In his 1989 The Alaska Quarterly Review essay on Woody Allen, “Modernism for the Millions,” Carney notes that Allen uses humour in his films to defuse situations that he, the filmmaker, is uncomfortable with, such as drug use and depression. At the same time, Allen wants to get credit for bringing up these issues, as that is what serious artists do.

Carney argues that an emphasis on interpreting symbolism shows a “high school” understanding of art, and that this kind of “decoder ring” approach is in place because it is easier to grasp and makes scholars feel more important and esoteric. Carney believes that the meaning of a creative work lies at its surface, and imagines a world where art is appreciated for what it objectively contains rather than what is read into it, an aesthetic he refers to as pragmatic. He argues that audiences can, for example, simply appreciate the acting in a film and gain meaning from this, what the characters actually say and do, and the tonal shifts that accompany these actions.

==Controversy==
He feuded with Gena Rowlands over his discovery of the first cut of the 1958 film Shadows claiming to be his own and not of Faces International.

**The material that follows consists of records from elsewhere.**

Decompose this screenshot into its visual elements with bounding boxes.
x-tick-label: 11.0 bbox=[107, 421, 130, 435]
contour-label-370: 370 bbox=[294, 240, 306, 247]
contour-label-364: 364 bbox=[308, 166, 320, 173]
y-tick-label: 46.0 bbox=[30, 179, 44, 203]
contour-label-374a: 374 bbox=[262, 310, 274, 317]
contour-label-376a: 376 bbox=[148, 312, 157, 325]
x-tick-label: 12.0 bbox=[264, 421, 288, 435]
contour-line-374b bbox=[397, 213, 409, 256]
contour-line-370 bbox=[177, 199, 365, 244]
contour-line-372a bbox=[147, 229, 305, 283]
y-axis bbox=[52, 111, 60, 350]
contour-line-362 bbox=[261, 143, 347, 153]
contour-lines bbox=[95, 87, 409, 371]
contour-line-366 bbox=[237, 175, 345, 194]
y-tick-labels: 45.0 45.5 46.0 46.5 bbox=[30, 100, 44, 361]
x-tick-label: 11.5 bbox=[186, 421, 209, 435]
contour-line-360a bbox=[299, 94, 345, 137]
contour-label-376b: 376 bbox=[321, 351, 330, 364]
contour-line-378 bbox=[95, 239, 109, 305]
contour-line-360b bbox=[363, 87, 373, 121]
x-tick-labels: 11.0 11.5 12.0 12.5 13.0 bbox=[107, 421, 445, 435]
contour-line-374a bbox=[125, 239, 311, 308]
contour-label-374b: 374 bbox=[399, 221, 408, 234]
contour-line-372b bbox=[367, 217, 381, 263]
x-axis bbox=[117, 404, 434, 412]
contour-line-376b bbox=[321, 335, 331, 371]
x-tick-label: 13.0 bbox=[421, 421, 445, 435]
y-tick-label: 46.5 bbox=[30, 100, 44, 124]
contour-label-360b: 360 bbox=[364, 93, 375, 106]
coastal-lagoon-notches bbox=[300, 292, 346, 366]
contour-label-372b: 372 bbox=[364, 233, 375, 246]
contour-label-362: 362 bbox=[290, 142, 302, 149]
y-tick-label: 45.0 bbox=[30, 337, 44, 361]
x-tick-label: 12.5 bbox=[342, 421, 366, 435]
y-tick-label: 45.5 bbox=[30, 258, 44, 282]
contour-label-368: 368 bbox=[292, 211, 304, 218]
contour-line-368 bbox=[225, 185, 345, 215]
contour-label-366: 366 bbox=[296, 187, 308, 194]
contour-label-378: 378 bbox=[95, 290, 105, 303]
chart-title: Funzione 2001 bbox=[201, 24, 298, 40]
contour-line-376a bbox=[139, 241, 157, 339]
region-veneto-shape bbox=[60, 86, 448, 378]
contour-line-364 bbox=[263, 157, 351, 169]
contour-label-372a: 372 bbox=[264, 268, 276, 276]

In May 2012, Mark Rappaport filed a lawsuit against Carney for refusing to give back more than two dozen film reels, 16 videotapes, 14 scripts, and papers including rough drafts of Rappaport’s movies which the filmmaker had previously entrusted to Carney to transport to Paris. Carney, however, has maintained that Rappaport actually gave him the items as gifts and is now engaging in cyberbullying against him. No written agreement was signed when the material was shipped to Carney. The suit was dropped in September of that same year, due to rising legal costs, although Rappaport later started an online petition demanding that Carney return the items.

==Works==
Carney met Cassavetes during the last years of the director’s life, and was the first American scholar to write books on the director. In 2003, Carney’s research led to the discovery of the first version of Cassavetes’s seminal work Shadows. Besides his work on John Cassavetes, Carney has written on Carl Theodor Dreyer, Frank Capra, and Mike Leigh. He has also written extensively on American literature (particularly the works of Henry James) and art (particularly painters such as Sargent and Hopper).

===Selected works===
- Carney, Raymond Francis, Junior, American Dreaming: The Films of John Cassavetes and the American Experience, (Berkeley and Los Angeles, California and London: University of California Press, 1985).
- Carney, Raymond Francis, Junior, American Vision: The Films of Frank Capra, (Cambridge, London, New York and New Rochelle, New York, Oakleigh and Melbourne, Victoria, and Sydney, New South Wales: Cambridge University Press, 1986).
- Carney, Raymond Francis, Junior, Speaking the Language of Desire: The Films of Carl Dreyer, Cambridge University Press, 1989
- Carney, Raymond Francis, Junior, The Films of John Cassavetes: Pragmatism, Modernism, and the Movies, Cambridge University Press, 1994.
- Carney, Raymond Francis, Junior and Quart, Leonard, The Films of Mike Leigh: Embracing the World, Cambridge University Press, 2000.
- Carney, Raymond Francis, Junior, (Editor), Cassavetes on Cassavetes, Faber and Faber and Farrar, Straus, and Giroux, 2001).
- Carney, Raymond Francis, Junior, Shadows, British Film Institute Publishing, Palgrave Macmillan, Indiana University Press, and University of California Press, 2001).